Integral of 1/(x^3 + bx - c) dx

[yuiop]

What is the integral of 1/(x^3 + bx - c) with respect to x?

This is part of a larger problem I am working on, but finding the integral has proved a sticking point. I have simplified it as much as possible.

P.S. The larger problem is finding J(r) in this PF post https://www.physicsforums.com/showpost.php?p=4397770&postcount=5

 

[HallsofIvy]

It will not be possible to get a simple form for that integral. To integrate "1 over a polynomial" you have to factor the polynomial. Here, you have a cubic so, theoretically, in terms of real numbers, either of two things can happen: you can factor it into 3 linear factors or you can factor it into one linear factor and one "irreducible" quadratic. If there are three linear factors, you can use "partial fractions" to write the integrand as the sum of three fractions with linear denominator so the integral is a combination of three logarithms. If there is on linear factor and one irreducible quadratic you can use "partial fractions" to write the integrand as the sum of one fraction with a linear denominator and one fraction with a linear numerator and quadratic denominator. The first integral is, of course, a logrithm. Since the quadratic denominator in the second fraction is irreducible, you can, by "completing the square", write the denominator in the form [itex](x- a)^2+ b[/itex]. Making the change of variable, u= x- a, you can then write the fraction as "(cu+d)/(u^2+ b)= cu/(u^2+ d)+ b/(u^2+ d). The first of those can be integrated by letting v= u^2+ d and the second as an arctangent.
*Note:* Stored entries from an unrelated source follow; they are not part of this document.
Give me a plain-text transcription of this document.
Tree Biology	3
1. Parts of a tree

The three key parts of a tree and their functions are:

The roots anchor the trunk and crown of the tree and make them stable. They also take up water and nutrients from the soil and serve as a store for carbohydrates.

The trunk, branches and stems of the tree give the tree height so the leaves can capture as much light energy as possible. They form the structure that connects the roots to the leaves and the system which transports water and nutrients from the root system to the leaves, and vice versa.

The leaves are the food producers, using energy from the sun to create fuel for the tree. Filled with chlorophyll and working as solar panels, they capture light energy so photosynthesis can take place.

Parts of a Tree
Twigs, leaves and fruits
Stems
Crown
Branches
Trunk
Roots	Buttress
However, there are simply too many choices and too many possible "routes" depending on the coefficients to be able to write a general formula.

 

[yuiop]

Since the quadratic denominator in the second fraction is irreducible, you can, by "completing the square", write the denominator in the form [itex](x- a)^2+ b[/itex].

It seams that in this case, I have an irreducible cubic so perhaps I need to 'complete the cube' but if I try that I end up with additional factors of x and x^2 outside the cube.

Is there another approach to this problem? In the linked post the integral has a term m(x) which is of course a function of x as defined in that post. Is it possible to carry out the integral as if m(x) was simply a constant (m) and then deal with m(x) after the integration has been carried out? It seams easy enough to obtain the integral of m(x) dx.